After the Dialogue ended, he found a co-op with Esperanza International, a nonprofit microfinance organization. He worked both in the field and at corporate headquarters, collaborating with loan officers, collecting important data, and using his accounting expertise to prepare the organization’s annual financial report.
“I felt I was an essential part of the company,” Pena Salas said of the experiential learning opportunity. “I may have been there on co-op, but I was talking to the CEO and the general manager and the CFO, who relied on me to do important work.”
Pena Salas saw firsthand how small loans could make an enormous impact in the lives of extremely poor people in the developing world.
“We have thousands of clients who have been able to buy homes and send their kids to school,” Pena Salas said. “Most of our clients are women and for them these loans were a dream come true—a tool that could lift them out of poverty bit by bit.”
Many of the people who benefit from microloans have the skills and bright ideas for starting a business, but lack the funds for basic expenses, like ingredients for a bakery or seeds for a farm. “I saw a woman who started with nothing and she got a loan to start selling cakes,” Pena Salas said. “And now she’s running her own bakery.”
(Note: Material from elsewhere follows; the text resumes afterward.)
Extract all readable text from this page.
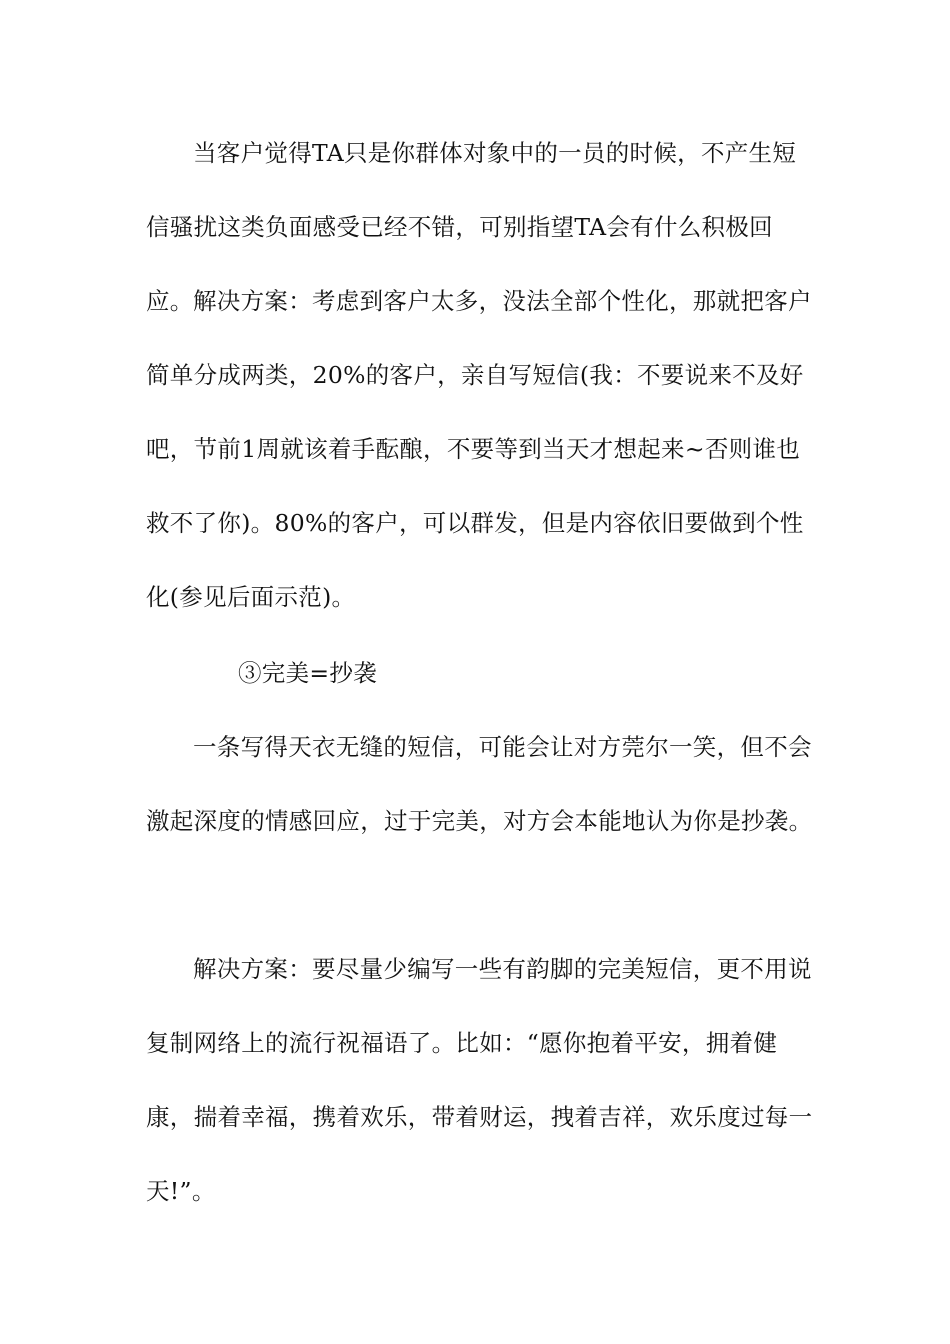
当客户觉得TA只是你群体对象中的一员的时候，不产生短信骚扰这类负面感受已经不错，可别指望TA会有什么积极回应。 解决方案：考虑到客户太多，没法全部个性化，那就把客户简单分成两类，20%的客户，亲自写短信(我：不要说来不及好吧，节前1周就该着手酝酿，不要等到当天才想起来~否则谁也救不了你)。80%的客户，可以群发，但是内容依旧要做到个性化(参见后面示范)。

③完美=抄袭

一条写得天衣无缝的短信，可能会让对方莞尔一笑，但不会激起深度的情感回应，过于完美，对方会本能地认为你是抄袭。

解决方案：要尽量少编写一些有韵脚的完美短信，更不用说复制网络上的流行祝福语了。比如：“愿你抱着平安，拥着健康，揣着幸福，携着欢乐，带着财运，拽着吉祥，欢乐度过每一天!”。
Pena Salas wants to pursue a career in social business, but hopes to do his next co-op in the corporate sector, where he can solidify his finance and accounting skills.
“You need to know all the same things, even though you might be using some of the skills in different ways,” he said.
Pena Salas returned to the small village in the Dominican Republic before Christmas to check in, armed with a large supply of clothing and an eagerness to help out. The farm has remained profitable, despite some serious flooding.
“We know we’re working to make a difference,” said Pena Salas, who has begun planning for another group of students to visit the village. “We’re doing this for a reason.”